There are many benefits to adopting this philosophy about people. Including:
- You won’t underestimate people
- You won’t miss out on opportunities
- You learn how to grow small ideas into big ones
- You’ll make better use of your time
- People will like and respect you more
- You learn better how to communicate with this certain personality type for future situations
The caveat is that everyone should be listened to, but not everyone should be listened to the same way. You wouldn’t listen to an intern telling you about their weekend like you would listen to your boss express his frustration with your work. But if you listen to everyone with the same attention and intention, you’ll be able to reap the aforementioned benefits. Don’t label conversations as unimportant, stressful and wasteful. Listen and care so you can learn.
I don’t avoid any conversation unless it’s something I’ve heard from this person several times, and it’s the same grievance — but even that has value. They may say something a bit different this time that helps you really understand the root of their issue, or you may be in a different mood that allows you to hear the same thing differently. There is a difference between overthinking and thinking things over.
This also doesn’t mean you must let someone talk your ear off. After I give someone the same attention as everyone else, I can direct a conversation to the end after I’ve identified what they were looking for in a conversation (power, empathy, happiness, success, etc.) and give that to them. By the end of the conversation, I can walk away knowing they felt heard and I learned something from their personality type. This “conversation hack” has helped me identify what people want and helped grow my businesses to where they are today.
It sounds easy to just start listening to everyone more, but it requires an insane amount of self-awareness and patience, which are byproducts of truly caring and understanding others. So, technically, the more you give your attention to different types of people, the easier it will become.
How this applies to business
Remember that most people like to hang around like-minded people because they want their ideas and thoughts endorsed. Using my conversation tactics will allow you to tap into different groups of people because you are satisfying a feeling that they may only be able to get from their inner circles.

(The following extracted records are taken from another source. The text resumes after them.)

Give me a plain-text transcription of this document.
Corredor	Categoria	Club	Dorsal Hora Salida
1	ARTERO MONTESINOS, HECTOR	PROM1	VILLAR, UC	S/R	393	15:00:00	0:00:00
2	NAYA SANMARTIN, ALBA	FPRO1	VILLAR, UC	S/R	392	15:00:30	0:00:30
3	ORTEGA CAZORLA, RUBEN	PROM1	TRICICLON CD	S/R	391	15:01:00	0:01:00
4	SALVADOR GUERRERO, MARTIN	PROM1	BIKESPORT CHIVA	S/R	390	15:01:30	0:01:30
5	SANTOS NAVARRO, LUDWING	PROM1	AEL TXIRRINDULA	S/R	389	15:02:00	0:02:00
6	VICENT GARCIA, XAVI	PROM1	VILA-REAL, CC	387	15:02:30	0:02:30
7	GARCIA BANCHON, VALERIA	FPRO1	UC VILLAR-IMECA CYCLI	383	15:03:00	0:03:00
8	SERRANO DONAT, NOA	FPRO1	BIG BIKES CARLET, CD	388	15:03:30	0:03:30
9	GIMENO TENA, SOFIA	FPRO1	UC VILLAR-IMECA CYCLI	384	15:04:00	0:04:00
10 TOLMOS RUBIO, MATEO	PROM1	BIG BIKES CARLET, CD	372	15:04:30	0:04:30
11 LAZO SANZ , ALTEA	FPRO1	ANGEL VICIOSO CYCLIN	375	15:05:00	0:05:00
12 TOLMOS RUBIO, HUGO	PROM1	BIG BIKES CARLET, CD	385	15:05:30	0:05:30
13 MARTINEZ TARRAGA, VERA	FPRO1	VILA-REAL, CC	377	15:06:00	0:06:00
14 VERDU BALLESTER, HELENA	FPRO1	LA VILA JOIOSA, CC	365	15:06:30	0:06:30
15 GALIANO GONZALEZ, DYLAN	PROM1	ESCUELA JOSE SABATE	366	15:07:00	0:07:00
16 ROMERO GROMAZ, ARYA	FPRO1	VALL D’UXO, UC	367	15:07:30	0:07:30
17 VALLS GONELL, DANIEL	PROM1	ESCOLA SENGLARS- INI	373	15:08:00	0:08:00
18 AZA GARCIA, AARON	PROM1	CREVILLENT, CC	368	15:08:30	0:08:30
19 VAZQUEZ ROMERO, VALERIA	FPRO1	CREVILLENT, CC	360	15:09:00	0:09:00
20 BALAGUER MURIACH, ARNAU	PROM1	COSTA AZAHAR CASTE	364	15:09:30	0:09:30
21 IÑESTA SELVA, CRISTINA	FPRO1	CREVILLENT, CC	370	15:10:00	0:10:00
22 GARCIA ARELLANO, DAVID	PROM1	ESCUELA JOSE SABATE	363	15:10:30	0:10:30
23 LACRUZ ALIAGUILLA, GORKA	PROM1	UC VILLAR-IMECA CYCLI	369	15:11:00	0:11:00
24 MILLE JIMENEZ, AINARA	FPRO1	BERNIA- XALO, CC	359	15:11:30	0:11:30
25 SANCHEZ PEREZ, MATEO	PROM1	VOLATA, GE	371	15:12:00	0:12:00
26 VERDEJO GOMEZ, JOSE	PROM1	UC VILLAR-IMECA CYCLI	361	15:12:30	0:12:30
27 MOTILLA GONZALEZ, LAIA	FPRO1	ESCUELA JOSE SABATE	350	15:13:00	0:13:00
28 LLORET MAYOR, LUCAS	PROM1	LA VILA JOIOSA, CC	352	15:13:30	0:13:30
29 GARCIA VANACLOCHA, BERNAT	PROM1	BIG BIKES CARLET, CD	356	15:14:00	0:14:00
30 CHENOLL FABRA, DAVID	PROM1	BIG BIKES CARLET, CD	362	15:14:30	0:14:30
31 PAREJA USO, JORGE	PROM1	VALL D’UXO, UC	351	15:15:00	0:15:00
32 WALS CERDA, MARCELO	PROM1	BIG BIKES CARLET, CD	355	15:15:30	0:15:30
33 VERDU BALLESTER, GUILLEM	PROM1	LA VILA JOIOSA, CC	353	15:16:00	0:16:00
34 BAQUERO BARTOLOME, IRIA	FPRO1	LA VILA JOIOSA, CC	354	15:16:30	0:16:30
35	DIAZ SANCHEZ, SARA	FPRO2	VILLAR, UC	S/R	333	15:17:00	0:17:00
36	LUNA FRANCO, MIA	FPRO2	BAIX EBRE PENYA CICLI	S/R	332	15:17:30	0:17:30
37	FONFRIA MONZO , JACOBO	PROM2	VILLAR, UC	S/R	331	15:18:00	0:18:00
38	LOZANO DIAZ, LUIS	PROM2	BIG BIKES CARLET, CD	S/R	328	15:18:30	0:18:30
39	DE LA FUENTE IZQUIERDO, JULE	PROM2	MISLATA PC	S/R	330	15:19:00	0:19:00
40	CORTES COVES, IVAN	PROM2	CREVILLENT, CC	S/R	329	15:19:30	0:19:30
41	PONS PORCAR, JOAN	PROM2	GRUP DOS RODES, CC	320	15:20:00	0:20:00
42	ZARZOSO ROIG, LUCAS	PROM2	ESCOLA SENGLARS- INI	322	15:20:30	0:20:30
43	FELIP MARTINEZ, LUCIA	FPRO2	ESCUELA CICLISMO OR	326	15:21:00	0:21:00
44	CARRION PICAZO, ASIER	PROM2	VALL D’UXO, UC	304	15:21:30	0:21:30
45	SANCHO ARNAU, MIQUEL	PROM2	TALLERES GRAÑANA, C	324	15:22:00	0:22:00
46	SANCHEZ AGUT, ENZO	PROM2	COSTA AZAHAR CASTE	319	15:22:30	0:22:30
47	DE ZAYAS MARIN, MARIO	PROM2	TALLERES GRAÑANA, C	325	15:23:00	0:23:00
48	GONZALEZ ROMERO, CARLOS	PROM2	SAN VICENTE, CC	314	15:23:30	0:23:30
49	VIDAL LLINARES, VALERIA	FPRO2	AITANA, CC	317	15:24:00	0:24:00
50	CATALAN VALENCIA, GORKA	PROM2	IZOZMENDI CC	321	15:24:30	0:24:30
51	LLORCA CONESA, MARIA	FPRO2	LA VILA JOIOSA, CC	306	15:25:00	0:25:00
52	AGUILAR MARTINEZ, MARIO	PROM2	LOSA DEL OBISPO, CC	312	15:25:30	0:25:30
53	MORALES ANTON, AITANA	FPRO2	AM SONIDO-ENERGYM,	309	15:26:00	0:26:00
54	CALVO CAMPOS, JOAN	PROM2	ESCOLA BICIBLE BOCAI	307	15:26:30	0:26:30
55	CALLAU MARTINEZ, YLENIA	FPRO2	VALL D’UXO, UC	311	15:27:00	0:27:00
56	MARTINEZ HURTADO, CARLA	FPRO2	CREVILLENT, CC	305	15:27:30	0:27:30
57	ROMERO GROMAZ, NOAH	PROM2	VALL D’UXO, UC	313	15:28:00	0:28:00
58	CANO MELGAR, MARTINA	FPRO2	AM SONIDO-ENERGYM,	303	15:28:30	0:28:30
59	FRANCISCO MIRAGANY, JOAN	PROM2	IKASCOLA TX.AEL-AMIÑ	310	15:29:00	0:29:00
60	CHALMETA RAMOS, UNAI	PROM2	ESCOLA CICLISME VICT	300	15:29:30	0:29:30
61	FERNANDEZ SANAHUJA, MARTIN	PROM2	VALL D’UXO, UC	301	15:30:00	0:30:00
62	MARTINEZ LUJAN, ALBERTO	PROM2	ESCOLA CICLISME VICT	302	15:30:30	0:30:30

Regardless of where you are in life or your success, you need to learn how to sell to others; this conversation tactic helps with that. You may disagree and think you aren’t trying to sell anything or a salesperson.
You would be wrong.
You are always selling and have been selling since you were a kid. Whether it’s why someone should be your friend, why someone should date you or why you should be hired or trusted. You even understood the timing of when to sell by waiting for the right time to ask your parents for a snack, a new toy, or to have a sleepover. You didn’t ask them when they were noticeably angry because you understood their feelings and cared enough (about yourself) to ask when it would be more in your favor.
So, stop being blinded by the transaction or being something you are not. It’s okay to sell yourself; one of the best ways to do that is to invest in others. When you care enough to care about others — you will be exactly what everyone needs.